在楓楊樹,曾經稻香四溢,如今卻是一路猩紅的罌粟花盛開著,幽幽纏繞著,席卷而來。
蘇童的筆鋒銳利,立竿見影,一針見血,就如他筆下塑造的人物都是有血有肉的靈魂,在呼號,在掙扎,在求生。
看蘇童的書可以說是種享受,也可以說是在冒險,沉浸于書中與他們并肩奔跑在解放時期的田間小道,抑或燈紅酒綠的城市,遙看民國時期穿著旗袍,扭著柳條腰肢,風情萬種的女人,抑或是不諳世事,顧盼生姿的妙齡少女,或是站在田埂上對著遙遠的城市望眼欲穿。
沉草,出生在罌粟之家,從最初的純凈到最后的沉淪,墮落,他說“我浮起來了”是因為無法忍受楓楊樹的種種桎梏,那些罌粟腥味在熏陶他,引誘他,最終,他再也沉不下來了,一直浮著,浮在吸食罌粟的快感里,沉草沉草。。。。。
也許那個時代又何止沉草一個人像這樣呢?而現在不也是嗎?他只不過是那個時代的犧牲品。
“那只球不見了,爹。

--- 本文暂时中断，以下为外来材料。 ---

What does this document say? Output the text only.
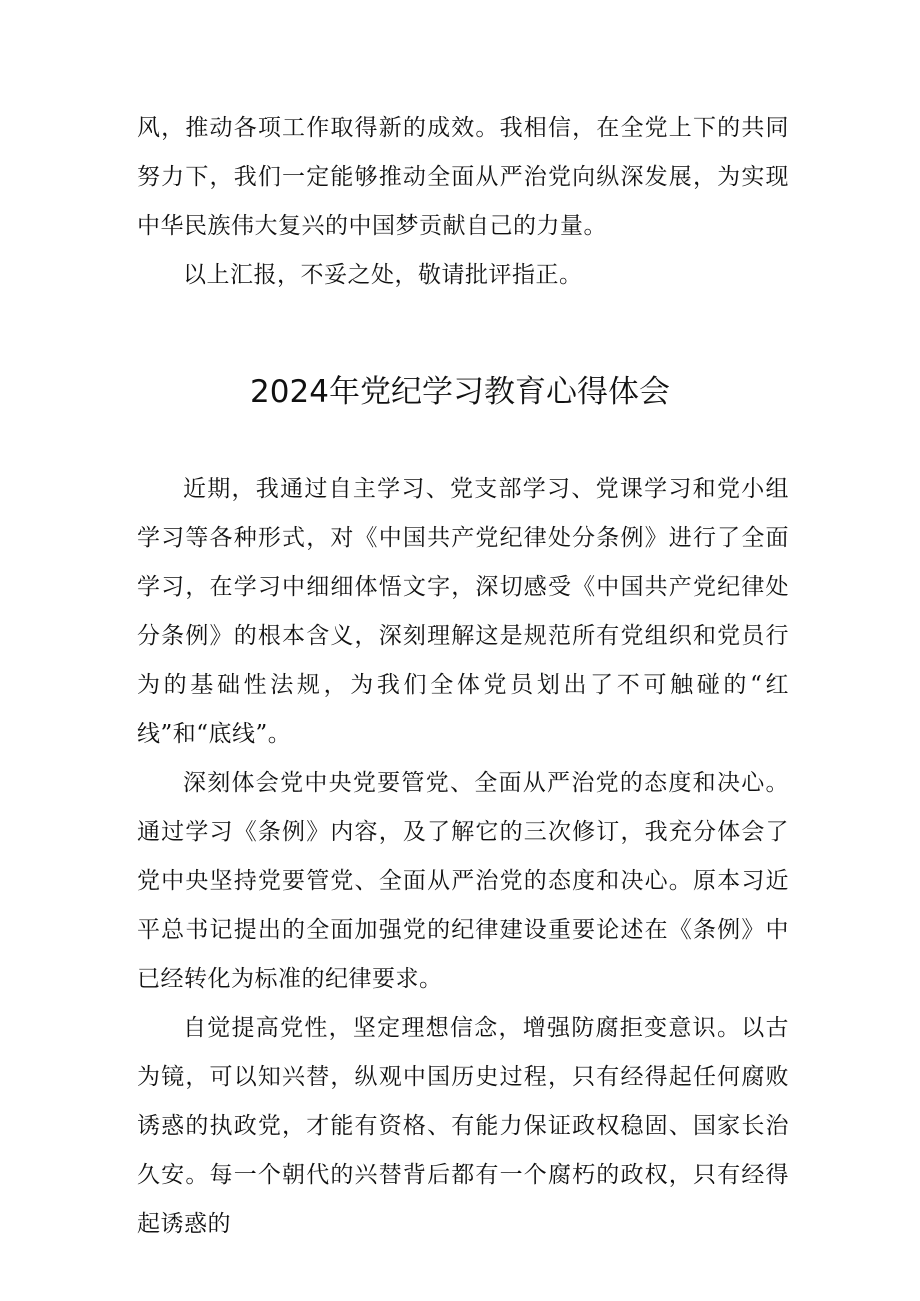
风，推动各项工作取得新的成效。我相信，在全党上下的共同努力下，我们一定能够推动全面从严治党向纵深发展，为实现中华民族伟大复兴的中国梦贡献自己的力量。

以上汇报，不妥之处，敬请批评指正。

2024年党纪学习教育心得体会

近期，我通过自主学习、党支部学习、党课学习和党小组学习等各种形式，对《中国共产党纪律处分条例》进行了全面学习，在学习中细细体悟文字，深切感受《中国共产党纪律处分条例》的根本含义，深刻理解这是规范所有党组织和党员行为的基础性法规，为我们全体党员划出了不可触碰的“红线”和“底线”。

深刻体会党中央党要管党、全面从严治党的态度和决心。通过学习《条例》内容，及了解它的三次修订，我充分体会了党中央坚持党要管党、全面从严治党的态度和决心。原本习近平总书记提出的全面加强党的纪律建设重要论述在《条例》中已经转化为标准的纪律要求。

自觉提高党性，坚定理想信念，增强防腐拒变意识。以古为镜，可以知兴替，纵观中国历史过程，只有经得起任何腐败诱惑的执政党，才能有资格、有能力保证政权稳固、国家长治久安。每一个朝代的兴替背后都有一个腐朽的政权，只有经得起诱惑的
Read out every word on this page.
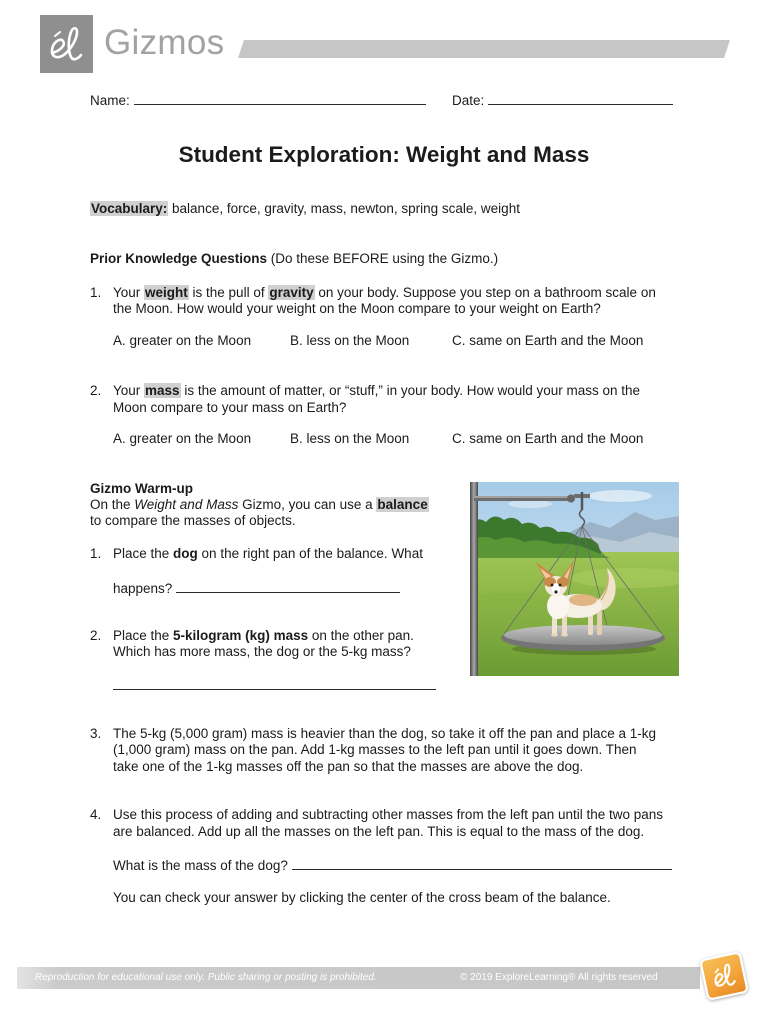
Gizmos
Name:	Date:
Student Exploration: Weight and Mass
Vocabulary: balance, force, gravity, mass, newton, spring scale, weight
Prior Knowledge Questions (Do these BEFORE using the Gizmo.)
1. Your weight is the pull of gravity on your body. Suppose you step on a bathroom scale on
the Moon. How would your weight on the Moon compare to your weight on Earth?
A. greater on the Moon	B. less on the Moon	C. same on Earth and the Moon
2. Your mass is the amount of matter, or “stuff,” in your body. How would your mass on the
Moon compare to your mass on Earth?
A. greater on the Moon	B. less on the Moon	C. same on Earth and the Moon
Gizmo Warm-up
On the Weight and Mass Gizmo, you can use a balance
to compare the masses of objects.
1. Place the dog on the right pan of the balance. What
happens?
2. Place the 5-kilogram (kg) mass on the other pan.
Which has more mass, the dog or the 5-kg mass?
3. The 5-kg (5,000 gram) mass is heavier than the dog, so take it off the pan and place a 1-kg
(1,000 gram) mass on the pan. Add 1-kg masses to the left pan until it goes down. Then
take one of the 1-kg masses off the pan so that the masses are above the dog.
4. Use this process of adding and subtracting other masses from the left pan until the two pans
are balanced. Add up all the masses on the left pan. This is equal to the mass of the dog.
What is the mass of the dog?
You can check your answer by clicking the center of the cross beam of the balance.
Reproduction for educational use only. Public sharing or posting is prohibited.	© 2019 ExploreLearning® All rights reserved
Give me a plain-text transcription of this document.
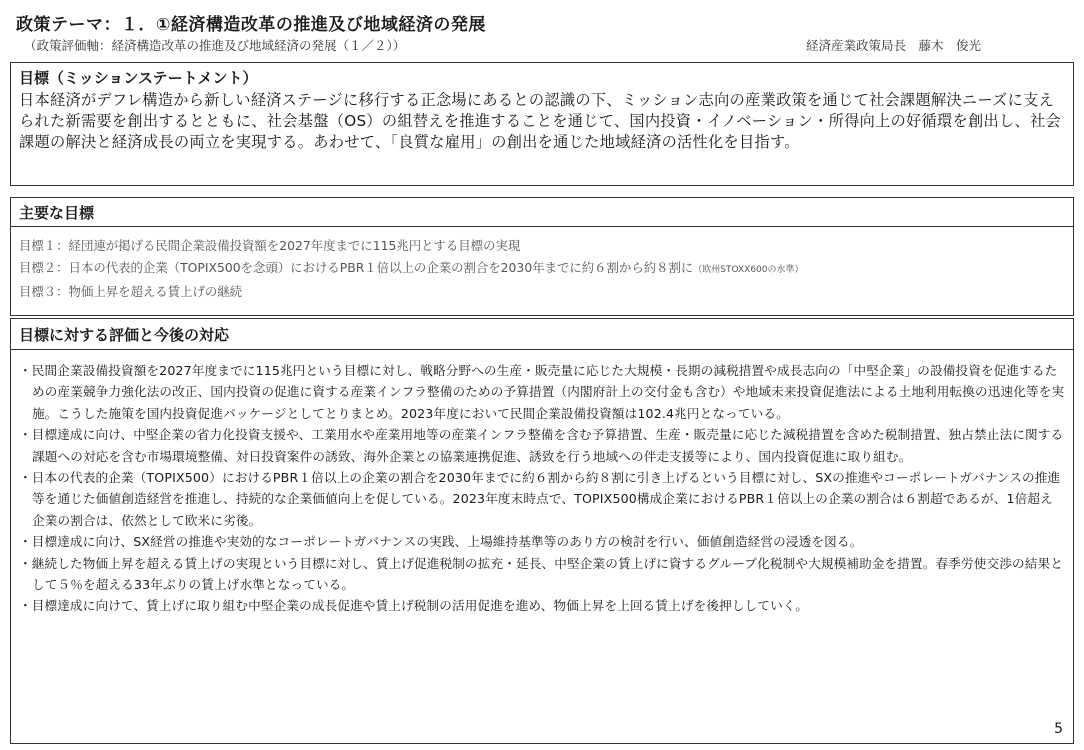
政策テーマ：１．①経済構造改革の推進及び地域経済の発展
（政策評価軸：経済構造改革の推進及び地域経済の発展（１／２））	経済産業政策局長　藤木　俊光
目標（ミッションステートメント）
日本経済がデフレ構造から新しい経済ステージに移行する正念場にあるとの認識の下、ミッション志向の産業政策を通じて社会課題解決ニーズに支えられた新需要を創出するとともに、社会基盤（OS）の組替えを推進することを通じて、国内投資・イノベーション・所得向上の好循環を創出し、社会課題の解決と経済成長の両立を実現する。あわせて、「良質な雇用」の創出を通じた地域経済の活性化を目指す。
主要な目標
目標１：経団連が掲げる民間企業設備投資額を2027年度までに115兆円とする目標の実現
目標２：日本の代表的企業（TOPIX500を念頭）におけるPBR１倍以上の企業の割合を2030年までに約６割から約８割に（欧州STOXX600の水準）
目標３：物価上昇を超える賃上げの継続
目標に対する評価と今後の対応

・民間企業設備投資額を2027年度までに115兆円という目標に対し、戦略分野への生産・販売量に応じた大規模・長期の減税措置や成長志向の「中堅企業」の設備投資を促進するための産業競争力強化法の改正、国内投資の促進に資する産業インフラ整備のための予算措置（内閣府計上の交付金も含む）や地域未来投資促進法による土地利用転換の迅速化等を実施。こうした施策を国内投資促進パッケージとしてとりまとめ。2023年度において民間企業設備投資額は102.4兆円となっている。

・目標達成に向け、中堅企業の省力化投資支援や、工業用水や産業用地等の産業インフラ整備を含む予算措置、生産・販売量に応じた減税措置を含めた税制措置、独占禁止法に関する課題への対応を含む市場環境整備、対日投資案件の誘致、海外企業との協業連携促進、誘致を行う地域への伴走支援等により、国内投資促進に取り組む。

・日本の代表的企業（TOPIX500）におけるPBR１倍以上の企業の割合を2030年までに約６割から約８割に引き上げるという目標に対し、SXの推進やコーポレートガバナンスの推進等を通じた価値創造経営を推進し、持続的な企業価値向上を促している。2023年度末時点で、TOPIX500構成企業におけるPBR１倍以上の企業の割合は６割超であるが、1倍超え企業の割合は、依然として欧米に劣後。

・目標達成に向け、SX経営の推進や実効的なコーポレートガバナンスの実践、上場維持基準等のあり方の検討を行い、価値創造経営の浸透を図る。

・継続した物価上昇を超える賃上げの実現という目標に対し、賃上げ促進税制の拡充・延長、中堅企業の賃上げに資するグループ化税制や大規模補助金を措置。春季労使交渉の結果として５％を超える33年ぶりの賃上げ水準となっている。

・目標達成に向けて、賃上げに取り組む中堅企業の成長促進や賃上げ税制の活用促進を進め、物価上昇を上回る賃上げを後押ししていく。

5
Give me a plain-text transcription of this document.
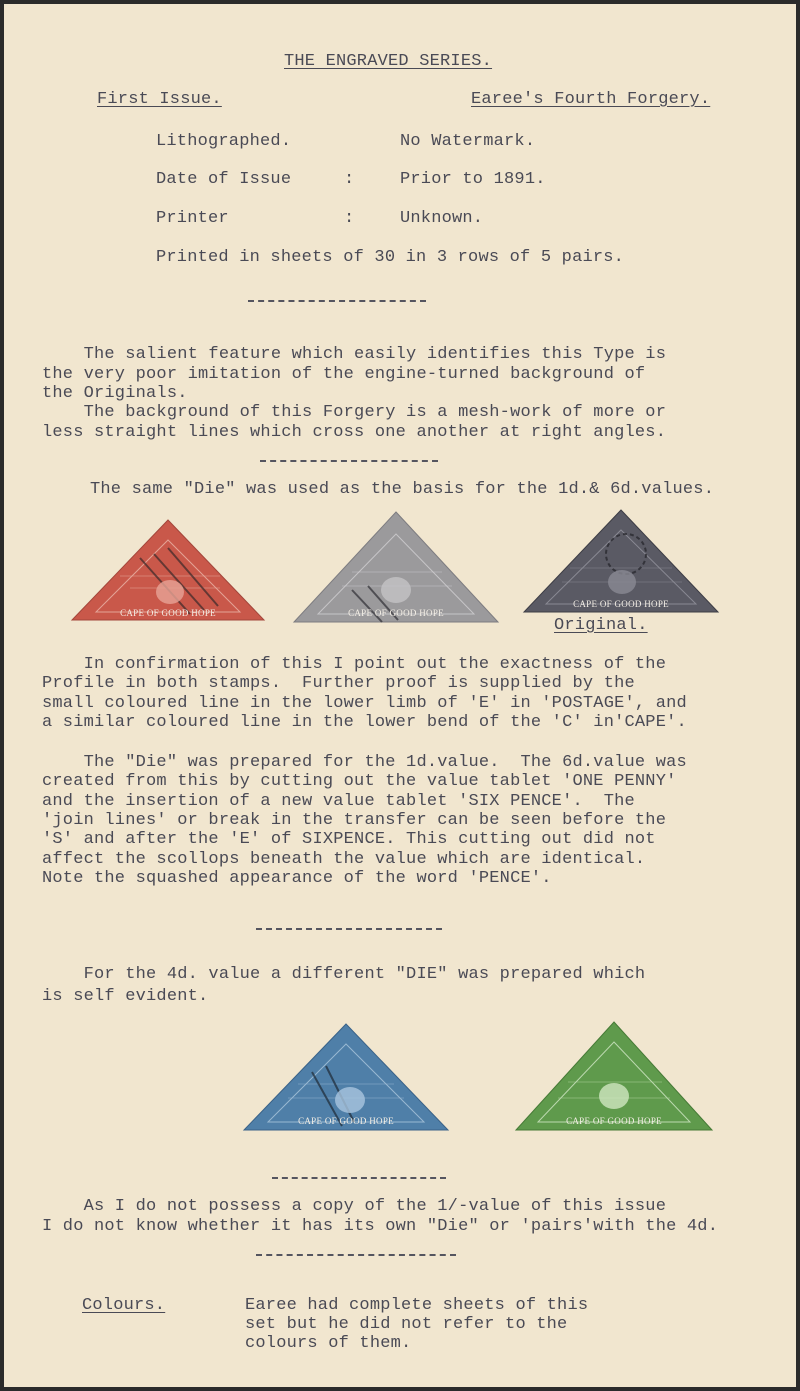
THE ENGRAVED SERIES.
First Issue.	Earee's Fourth Forgery.
Lithographed.	No Watermark.
Date of Issue	:	Prior to 1891.
Printer	:	Unknown.
Printed in sheets of 30 in 3 rows of 5 pairs.
The salient feature which easily identifies this Type is
the very poor imitation of the engine-turned background of
the Originals.
The background of this Forgery is a mesh-work of more or
less straight lines which cross one another at right angles.
The same "Die" was used as the basis for the 1d.& 6d.values.
CAPE OF GOOD HOPE	CAPE OF GOOD HOPE
CAPE OF GOOD HOPE
Original.
In confirmation of this I point out the exactness of the
Profile in both stamps.  Further proof is supplied by the
small coloured line in the lower limb of 'E' in 'POSTAGE', and
a similar coloured line in the lower bend of the 'C' in'CAPE'.
The "Die" was prepared for the 1d.value.  The 6d.value was
created from this by cutting out the value tablet 'ONE PENNY'
and the insertion of a new value tablet 'SIX PENCE'.  The
'join lines' or break in the transfer can be seen before the
'S' and after the 'E' of SIXPENCE. This cutting out did not
affect the scollops beneath the value which are identical.
Note the squashed appearance of the word 'PENCE'.
For the 4d. value a different "DIE" was prepared which
is self evident.
CAPE OF GOOD HOPE	CAPE OF GOOD HOPE
As I do not possess a copy of the 1/-value of this issue
I do not know whether it has its own "Die" or 'pairs'with the 4d.
Colours.	Earee had complete sheets of this
set but he did not refer to the
colours of them.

‘沉草說。
然而在【妻妾成群】中的頌蓮也許更讓人哀慟,從最初的出淤泥而不染,濯清漣而不妖到最后的香消玉損,苦心積慮地爭寵,爾虞我詐,曾經回眸一笑百媚生到最后的含冤被投井,為何?只因紅顏薄命。
說實在,我偏愛蘇童對人物各方面細致、有趣、玩味的描寫,故事曲折跌宕,讓人措手不及,十分快意。
尖銳的諷刺,干脆利落,這就是我所了解的蘇童。
我輕輕合上書,為有輕嘆:
此情可待成追憶,只是當時已惘然。